Posted May. 18, 2006 03:00,   

한국어

A South Korean family and a Japanese family unknowingly got related by marriage to each other when the North Korean regime “arranged a match” between a South Korean and a Japanese who were taken into North Korea against their will. On May 16, Shigeru Yokota, the father of Megumi Yokota who was abducted to North Korea, met Choi Gye-wol, mother of Kim Young-nam, Mr. Yokota’s son-in-law whom he had never met. They met at the auditorium of Suhyup in Songpa-gu, Seoul, and held each other’s hands. It was a meeting between in-laws who share the same tragedy.

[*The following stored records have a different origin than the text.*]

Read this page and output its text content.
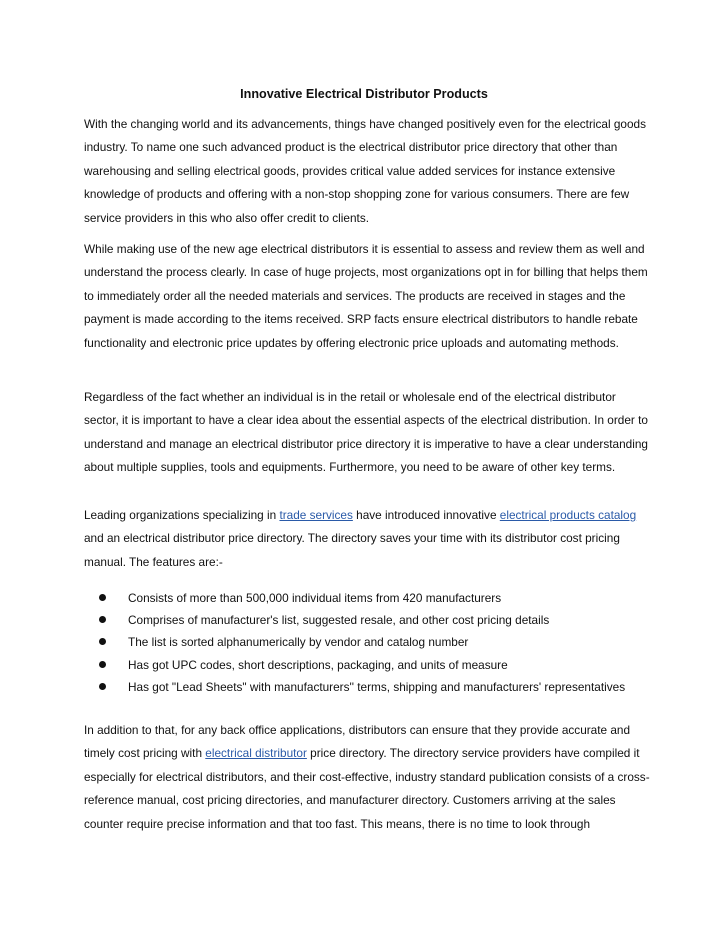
Innovative Electrical Distributor Products

With the changing world and its advancements, things have changed positively even for the electrical goods industry. To name one such advanced product is the electrical distributor price directory that other than warehousing and selling electrical goods, provides critical value added services for instance extensive knowledge of products and offering with a non-stop shopping zone for various consumers. There are few service providers in this who also offer credit to clients.

While making use of the new age electrical distributors it is essential to assess and review them as well and understand the process clearly. In case of huge projects, most organizations opt in for billing that helps them to immediately order all the needed materials and services. The products are received in stages and the payment is made according to the items received. SRP facts ensure electrical distributors to handle rebate functionality and electronic price updates by offering electronic price uploads and automating methods.

Regardless of the fact whether an individual is in the retail or wholesale end of the electrical distributor sector, it is important to have a clear idea about the essential aspects of the electrical distribution. In order to understand and manage an electrical distributor price directory it is imperative to have a clear understanding about multiple supplies, tools and equipments. Furthermore, you need to be aware of other key terms.

Leading organizations specializing in trade services have introduced innovative electrical products catalog and an electrical distributor price directory. The directory saves your time with its distributor cost pricing manual. The features are:-

Consists of more than 500,000 individual items from 420 manufacturers
Comprises of manufacturer's list, suggested resale, and other cost pricing details
The list is sorted alphanumerically by vendor and catalog number
Has got UPC codes, short descriptions, packaging, and units of measure
Has got "Lead Sheets" with manufacturers'' terms, shipping and manufacturers' representatives

In addition to that, for any back office applications, distributors can ensure that they provide accurate and timely cost pricing with electrical distributor price directory. The directory service providers have compiled it especially for electrical distributors, and their cost-effective, industry standard publication consists of a cross-reference manual, cost pricing directories, and manufacturer directory. Customers arriving at the sales counter require precise information and that too fast. This means, there is no time to look through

The North Korean regime abducted Megumi in Japan in 1977 and Kim Young-nam at Seonnyudo Island Beach, Gunsan, Northern Jeolla Province, in 1978 with an intention to train them to conduct spy activities against South Korea. Megumi was a middle-school girl and Kim Young-nam was a high-school student by the time they were abducted. It’s so like the North Korean regime that it kidnapped adolescents who were supposed to grow under the care of parents and sought to turn them into spies. Even now, when it voices a slogan like, “We are brethrens,” the North Korean regime still sticks to its vision to reunify the Korean Peninsula by spreading communism in the southern half of the peninsula.

Megumi, who was brought up in the hands of a North Korean spy agency against South Korea, married Kim Young-nam. The two had a daughter, Kim Hye-gyeong. Japan discovered these facts through dogged investigations. However, North Korea still refuses to tell the truth, repeatedly saying that Megumi is dead and with regard to Kim Young-nam, making an excuse that Kim is a “special agent.” It might be because the North Korean regime feels fearful of the consequences of telling the truth because they are well aware that what they did was an atrocity against humanity. However, the tragedy of the Yokotas and the Kims is only the tip of the iceberg of crimes committed by North Korea.

Unfortunately, however, the Korean government is busy protecting the North Korean regime from criticism and turning a blind eye to the truth, let alone investigating and pressing the North Korean regime about its crimes against humanity. On the contrary, the Japanese government is thoroughly investigating the cases of Japanese abductees and piling pressure on North Korea for the sake of the protection of its own people and sovereignty. Mr. Yokota’s visit to Korea is also fully supported by the Embassy of Japan in Korea.

In sharp contrast, the Korean government has not yet even asked North Korea to confirm whether Kim Young-nam is alive, or not. The current administration remains so ignorant of the life and safety of abductees, Korean people who should be protected by the nation, while repeatedly re-examining human rights violations committed in the process of industrialization of the nation. The moral and political double standard of this administration is almost disgusting.